If you just want a directory listing of the Modules folder, here it is :

https://www.dropbox.com/s/o5is1ixfxdzhm6v/listing.txt?dl=0

[Samoréen 8]

The problem is back. Since I didn't get any feedback about my previous uploads, I guess that it is useless to upload again the log files.

Edited May 30, 2018 by Samoréen

[Samoréen 8]

At least, there's one thing I'd like to know : when these errors occur, clicking on "Check for updates" re-launches the update process. In that case, no error message is displayed and the Event log doesn't show any additional error. But it doesn't acknowledge a successful installation either. So finally, are these modules actually updated ? Is there any way to check this ? If there is only one thing I'd like to be sure for an antivirus software, it is that it's correctly updated. Below, my list of components...

Edited May 30, 2018 by Samoréen

[Peter Randziak 1,130]

Hello @Samoréen ,

I'm sorry for the delay :-(, I opened a ticket with our devs to check your logs.

I can see many Detection Engine was successfully updated to version ,... entries in your log so in that attempts the update was successful.

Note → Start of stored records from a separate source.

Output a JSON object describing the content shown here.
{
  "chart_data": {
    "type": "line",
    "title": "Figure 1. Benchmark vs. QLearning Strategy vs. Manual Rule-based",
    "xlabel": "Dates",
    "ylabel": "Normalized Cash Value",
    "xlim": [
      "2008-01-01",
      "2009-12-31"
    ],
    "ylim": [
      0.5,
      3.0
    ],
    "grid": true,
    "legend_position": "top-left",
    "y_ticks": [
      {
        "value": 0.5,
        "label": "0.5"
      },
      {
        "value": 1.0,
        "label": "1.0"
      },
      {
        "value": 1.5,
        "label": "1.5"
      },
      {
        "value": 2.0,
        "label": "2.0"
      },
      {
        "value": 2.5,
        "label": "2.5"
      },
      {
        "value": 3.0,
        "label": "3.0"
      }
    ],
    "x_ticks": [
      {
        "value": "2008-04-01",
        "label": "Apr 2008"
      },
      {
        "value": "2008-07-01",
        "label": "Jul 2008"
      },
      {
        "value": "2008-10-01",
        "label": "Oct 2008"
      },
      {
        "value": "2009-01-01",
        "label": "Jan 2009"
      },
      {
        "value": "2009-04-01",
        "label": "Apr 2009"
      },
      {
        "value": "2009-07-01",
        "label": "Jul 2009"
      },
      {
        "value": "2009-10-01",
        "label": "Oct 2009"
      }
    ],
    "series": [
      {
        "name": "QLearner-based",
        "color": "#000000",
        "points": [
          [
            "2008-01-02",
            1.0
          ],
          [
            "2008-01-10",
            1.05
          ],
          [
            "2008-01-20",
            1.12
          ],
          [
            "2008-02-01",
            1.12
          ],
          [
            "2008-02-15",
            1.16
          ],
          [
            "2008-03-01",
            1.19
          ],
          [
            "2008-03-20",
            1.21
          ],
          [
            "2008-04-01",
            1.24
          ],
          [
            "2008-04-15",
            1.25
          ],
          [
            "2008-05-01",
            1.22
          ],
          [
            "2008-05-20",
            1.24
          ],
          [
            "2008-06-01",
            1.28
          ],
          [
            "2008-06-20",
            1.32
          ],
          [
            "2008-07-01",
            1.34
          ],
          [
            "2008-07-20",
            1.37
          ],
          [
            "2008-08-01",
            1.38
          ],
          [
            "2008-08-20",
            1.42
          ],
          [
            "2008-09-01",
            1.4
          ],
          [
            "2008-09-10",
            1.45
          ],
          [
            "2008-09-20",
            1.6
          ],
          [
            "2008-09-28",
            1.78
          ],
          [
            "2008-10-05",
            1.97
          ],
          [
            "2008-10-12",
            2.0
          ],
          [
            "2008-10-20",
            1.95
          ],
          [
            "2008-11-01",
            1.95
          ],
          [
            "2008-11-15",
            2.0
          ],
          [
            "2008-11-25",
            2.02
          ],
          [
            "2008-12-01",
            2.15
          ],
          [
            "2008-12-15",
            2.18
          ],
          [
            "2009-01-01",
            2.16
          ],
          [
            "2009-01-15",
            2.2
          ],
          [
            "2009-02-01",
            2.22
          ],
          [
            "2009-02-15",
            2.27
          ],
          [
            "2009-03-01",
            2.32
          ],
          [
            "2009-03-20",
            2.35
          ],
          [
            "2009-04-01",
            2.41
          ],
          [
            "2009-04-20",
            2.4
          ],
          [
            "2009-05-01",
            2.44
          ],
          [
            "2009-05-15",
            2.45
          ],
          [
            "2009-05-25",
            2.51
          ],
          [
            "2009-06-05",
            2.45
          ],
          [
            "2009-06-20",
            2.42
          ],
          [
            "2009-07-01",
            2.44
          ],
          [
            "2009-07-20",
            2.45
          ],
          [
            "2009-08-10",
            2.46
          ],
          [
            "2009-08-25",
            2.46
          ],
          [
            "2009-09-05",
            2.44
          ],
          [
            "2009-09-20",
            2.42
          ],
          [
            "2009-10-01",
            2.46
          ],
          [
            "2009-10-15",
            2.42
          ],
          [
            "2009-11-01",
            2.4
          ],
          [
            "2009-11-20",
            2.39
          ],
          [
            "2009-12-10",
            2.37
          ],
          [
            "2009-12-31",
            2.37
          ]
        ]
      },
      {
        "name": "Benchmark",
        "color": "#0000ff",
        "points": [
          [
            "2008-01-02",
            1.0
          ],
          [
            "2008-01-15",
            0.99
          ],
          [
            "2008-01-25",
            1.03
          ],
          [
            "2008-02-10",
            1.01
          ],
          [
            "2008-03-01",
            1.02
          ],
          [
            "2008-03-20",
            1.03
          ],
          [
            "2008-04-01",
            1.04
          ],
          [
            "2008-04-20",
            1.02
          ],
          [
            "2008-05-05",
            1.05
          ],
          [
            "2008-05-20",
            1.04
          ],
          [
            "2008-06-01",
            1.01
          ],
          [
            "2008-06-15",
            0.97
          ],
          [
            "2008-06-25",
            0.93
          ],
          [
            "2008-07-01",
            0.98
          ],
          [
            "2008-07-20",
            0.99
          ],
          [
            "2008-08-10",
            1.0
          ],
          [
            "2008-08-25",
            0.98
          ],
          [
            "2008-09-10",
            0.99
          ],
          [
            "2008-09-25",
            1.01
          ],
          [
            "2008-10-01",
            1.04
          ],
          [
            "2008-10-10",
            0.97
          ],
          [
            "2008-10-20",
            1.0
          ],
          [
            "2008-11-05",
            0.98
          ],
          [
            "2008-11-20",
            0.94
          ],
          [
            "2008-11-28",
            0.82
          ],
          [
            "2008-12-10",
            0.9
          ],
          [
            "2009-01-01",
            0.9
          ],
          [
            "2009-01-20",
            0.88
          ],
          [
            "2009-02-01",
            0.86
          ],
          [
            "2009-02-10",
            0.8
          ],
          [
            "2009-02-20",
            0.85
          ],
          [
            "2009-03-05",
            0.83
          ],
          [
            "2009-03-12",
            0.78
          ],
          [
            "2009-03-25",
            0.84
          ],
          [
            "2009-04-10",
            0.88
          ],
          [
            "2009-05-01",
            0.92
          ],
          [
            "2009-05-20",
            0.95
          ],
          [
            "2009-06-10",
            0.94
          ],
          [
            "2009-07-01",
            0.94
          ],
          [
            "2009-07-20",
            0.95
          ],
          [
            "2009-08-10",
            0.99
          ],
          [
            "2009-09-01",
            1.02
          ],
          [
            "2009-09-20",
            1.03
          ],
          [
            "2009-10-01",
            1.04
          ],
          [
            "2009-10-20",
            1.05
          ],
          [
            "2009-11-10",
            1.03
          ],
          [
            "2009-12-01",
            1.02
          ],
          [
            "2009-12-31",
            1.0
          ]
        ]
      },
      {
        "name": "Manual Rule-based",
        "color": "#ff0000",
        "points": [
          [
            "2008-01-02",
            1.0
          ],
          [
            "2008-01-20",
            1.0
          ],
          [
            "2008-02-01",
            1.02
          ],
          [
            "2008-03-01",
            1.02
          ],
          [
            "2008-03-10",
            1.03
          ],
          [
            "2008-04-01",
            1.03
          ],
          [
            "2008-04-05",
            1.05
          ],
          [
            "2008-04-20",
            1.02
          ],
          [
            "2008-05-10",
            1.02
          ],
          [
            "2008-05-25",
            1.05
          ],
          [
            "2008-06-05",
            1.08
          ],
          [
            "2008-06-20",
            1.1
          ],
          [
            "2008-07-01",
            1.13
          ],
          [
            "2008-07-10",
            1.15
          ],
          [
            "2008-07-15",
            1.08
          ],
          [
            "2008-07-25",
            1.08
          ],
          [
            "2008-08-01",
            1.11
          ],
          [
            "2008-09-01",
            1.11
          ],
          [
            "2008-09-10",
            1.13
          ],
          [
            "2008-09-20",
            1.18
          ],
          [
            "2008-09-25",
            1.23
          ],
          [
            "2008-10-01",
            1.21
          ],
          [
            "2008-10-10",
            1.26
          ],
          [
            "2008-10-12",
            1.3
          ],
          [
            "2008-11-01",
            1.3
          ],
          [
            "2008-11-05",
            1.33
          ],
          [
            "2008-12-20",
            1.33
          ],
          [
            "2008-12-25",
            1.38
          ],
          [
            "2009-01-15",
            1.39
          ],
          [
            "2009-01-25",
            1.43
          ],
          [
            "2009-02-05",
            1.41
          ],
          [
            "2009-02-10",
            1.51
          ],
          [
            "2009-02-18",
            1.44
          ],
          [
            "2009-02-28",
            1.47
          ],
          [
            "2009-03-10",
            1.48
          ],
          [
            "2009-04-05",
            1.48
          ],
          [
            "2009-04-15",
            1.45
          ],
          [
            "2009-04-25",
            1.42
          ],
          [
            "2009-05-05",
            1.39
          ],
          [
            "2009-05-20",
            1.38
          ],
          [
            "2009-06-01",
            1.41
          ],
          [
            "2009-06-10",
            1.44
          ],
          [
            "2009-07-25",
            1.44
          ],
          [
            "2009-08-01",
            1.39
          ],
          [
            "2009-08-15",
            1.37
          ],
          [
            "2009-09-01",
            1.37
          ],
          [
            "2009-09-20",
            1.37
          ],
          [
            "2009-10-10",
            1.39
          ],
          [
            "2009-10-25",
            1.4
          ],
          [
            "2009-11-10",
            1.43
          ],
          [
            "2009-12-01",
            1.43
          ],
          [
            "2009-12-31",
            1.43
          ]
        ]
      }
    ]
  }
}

I will keep you posted about the logs analysis results.

Regards, P.R.

[Samoréen 8]

The problem occurred again today. I clicked on Check for updates, and the update failed again. I clicked a second time on Check for updates and the update succeeded. Immediately after that, the event log reported a successful Detection Engine update. So, I guess that these module updates are actually Detection Engine updates. If I'm correct, this means that if I do not update manually, my system is not protected against the latest threats normally detected by the Detection Engine. Time to do something...

 

[Samoréen 8]

[Samoréen 8]

Problem going on...

[Marcos 5,070]

The "Invalid digital signature" error appears if update files were tampered with on their way, ie. between your computer and your ISP or between your ISP and ESET's update servers (outside ESET's infrastructure). If the error occurs frequently, I'd suggest trying to connect to the Internet via another ISP, if possible and avoiding any proxy servers. You can capture such communication with Wireshark so that we can check what modifications were made to the update files.

[Samoréen 8]

Hi,

Strange. I have no other corruption problem when downloading files from other sources. And I'm daily downloading a lot of files that are potentially sensitive to corruption. Why should especially the Eset files be corrupted on their way to my PC ?

[itman 1,659]

Do you monitor outbound firewall communication? Given you are using NOD32, this would be done by some non-Eset based software.

Eset modules use a code signed Eset certificate. This cert. is not stored in Windows root CA store. As such, cert. "pinning" path to root CA issuer must be validated via Internet connection. If this chain validation lookup is blocked locally, Eset certificate validation will fail.